Dahlia Care Must-Knows
Dahlias grow in the ground or containers. If you purchase them as bare-root tubers, start them indoors early in the spring for a head start on the growing season. To do this: Plant the tubers in a pot of well-drained potting soil about six weeks before the last frost; place the pots in a sunny window and keep warm. Keep the soil evenly moist, but not wet to avoid rot. Once the foliage emerges and the danger of frost has passed, plant in the ground.
When choosing where to use dahlias in the landscape, consider the mature height of the plant. Some large varieties, including the dinner plate dahlia, require staking or tall neighbors to support the heavy flowers. Dwarf and small varieties don't require additional support.
Using a low nitrogen fertilizer further increase their prolific blossoms. Full sun ensures upright plants, can prevent the need for staking, and allows for the best habit and display of blossoms.

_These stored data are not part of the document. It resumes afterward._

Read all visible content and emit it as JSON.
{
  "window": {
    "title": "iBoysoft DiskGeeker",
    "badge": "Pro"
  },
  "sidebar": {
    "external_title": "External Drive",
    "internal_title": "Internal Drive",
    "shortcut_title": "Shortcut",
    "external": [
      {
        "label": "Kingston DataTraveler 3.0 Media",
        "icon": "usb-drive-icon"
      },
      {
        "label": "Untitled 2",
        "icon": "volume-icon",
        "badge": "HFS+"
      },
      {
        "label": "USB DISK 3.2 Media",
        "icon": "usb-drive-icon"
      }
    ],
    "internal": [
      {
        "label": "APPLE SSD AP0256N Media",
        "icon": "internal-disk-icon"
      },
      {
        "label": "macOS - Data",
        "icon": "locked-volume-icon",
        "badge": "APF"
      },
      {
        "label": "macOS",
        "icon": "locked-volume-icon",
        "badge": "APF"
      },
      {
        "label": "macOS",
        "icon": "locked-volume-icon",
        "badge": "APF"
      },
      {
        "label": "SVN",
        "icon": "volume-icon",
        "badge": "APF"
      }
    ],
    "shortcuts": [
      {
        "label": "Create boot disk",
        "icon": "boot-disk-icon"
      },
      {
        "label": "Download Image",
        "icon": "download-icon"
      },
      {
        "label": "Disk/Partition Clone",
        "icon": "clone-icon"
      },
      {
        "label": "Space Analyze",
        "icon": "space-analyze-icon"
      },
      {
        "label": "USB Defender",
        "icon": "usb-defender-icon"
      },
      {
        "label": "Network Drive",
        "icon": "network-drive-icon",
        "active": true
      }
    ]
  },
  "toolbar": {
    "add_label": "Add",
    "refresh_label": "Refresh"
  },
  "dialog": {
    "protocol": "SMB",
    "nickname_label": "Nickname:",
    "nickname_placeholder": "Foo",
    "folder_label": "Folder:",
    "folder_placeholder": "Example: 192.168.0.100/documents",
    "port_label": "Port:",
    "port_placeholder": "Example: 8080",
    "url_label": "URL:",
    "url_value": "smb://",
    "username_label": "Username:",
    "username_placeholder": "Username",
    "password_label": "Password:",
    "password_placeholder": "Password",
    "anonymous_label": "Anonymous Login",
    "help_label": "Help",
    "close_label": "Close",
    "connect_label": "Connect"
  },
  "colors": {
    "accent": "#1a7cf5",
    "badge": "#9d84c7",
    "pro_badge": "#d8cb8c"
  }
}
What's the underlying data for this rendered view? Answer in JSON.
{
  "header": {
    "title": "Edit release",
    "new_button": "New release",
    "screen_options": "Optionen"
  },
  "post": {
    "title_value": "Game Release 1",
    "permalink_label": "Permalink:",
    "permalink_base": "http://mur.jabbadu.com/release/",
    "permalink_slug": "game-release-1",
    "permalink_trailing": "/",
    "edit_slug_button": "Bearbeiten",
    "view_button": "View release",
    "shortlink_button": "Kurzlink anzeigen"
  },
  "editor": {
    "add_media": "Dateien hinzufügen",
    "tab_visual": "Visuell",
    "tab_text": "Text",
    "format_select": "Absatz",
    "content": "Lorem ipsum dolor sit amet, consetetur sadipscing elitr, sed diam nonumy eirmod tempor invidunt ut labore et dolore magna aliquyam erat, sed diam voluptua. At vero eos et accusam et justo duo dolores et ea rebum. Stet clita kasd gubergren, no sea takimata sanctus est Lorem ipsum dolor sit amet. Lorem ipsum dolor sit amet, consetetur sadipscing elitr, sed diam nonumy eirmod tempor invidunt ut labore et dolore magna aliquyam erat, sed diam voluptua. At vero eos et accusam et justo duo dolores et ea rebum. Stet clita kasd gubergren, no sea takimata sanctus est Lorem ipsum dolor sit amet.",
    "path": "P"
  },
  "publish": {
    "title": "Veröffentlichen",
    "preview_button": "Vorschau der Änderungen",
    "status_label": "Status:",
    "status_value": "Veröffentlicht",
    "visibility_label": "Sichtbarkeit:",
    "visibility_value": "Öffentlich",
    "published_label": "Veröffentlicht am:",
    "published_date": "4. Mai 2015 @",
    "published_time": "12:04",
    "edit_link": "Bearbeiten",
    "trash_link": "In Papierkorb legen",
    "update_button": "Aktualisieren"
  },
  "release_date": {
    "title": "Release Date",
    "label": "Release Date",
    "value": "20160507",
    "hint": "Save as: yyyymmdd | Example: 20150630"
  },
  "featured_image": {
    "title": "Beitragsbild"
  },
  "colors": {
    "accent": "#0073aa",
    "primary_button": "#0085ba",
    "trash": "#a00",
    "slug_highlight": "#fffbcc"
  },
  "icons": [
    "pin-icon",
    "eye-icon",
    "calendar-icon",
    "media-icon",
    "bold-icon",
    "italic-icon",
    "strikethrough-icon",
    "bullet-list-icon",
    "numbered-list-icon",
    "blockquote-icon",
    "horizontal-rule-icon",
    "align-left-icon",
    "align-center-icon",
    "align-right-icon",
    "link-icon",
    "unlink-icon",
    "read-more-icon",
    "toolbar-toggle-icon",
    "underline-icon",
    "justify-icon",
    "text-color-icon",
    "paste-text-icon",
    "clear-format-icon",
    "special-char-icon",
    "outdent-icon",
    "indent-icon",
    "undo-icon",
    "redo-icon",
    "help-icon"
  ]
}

If planted in shadier areas, the foliage tends to look greener than burgundy.
If you are planning on saving your dahlias for the next growing season, take these steps: About two weeks after the first frost has hit and the foliage has dropped, cut stems off at the ground and dig up the tubers. Be sure to dig carefully because the tubers can be fragile and may break into pieces. Wash excess dirt from roots and allow to dry. Store tubers in slightly damp peat moss or sawdust in a cool, dark place. Come spring, you will have tubers ready to plant for another year of showy flowers.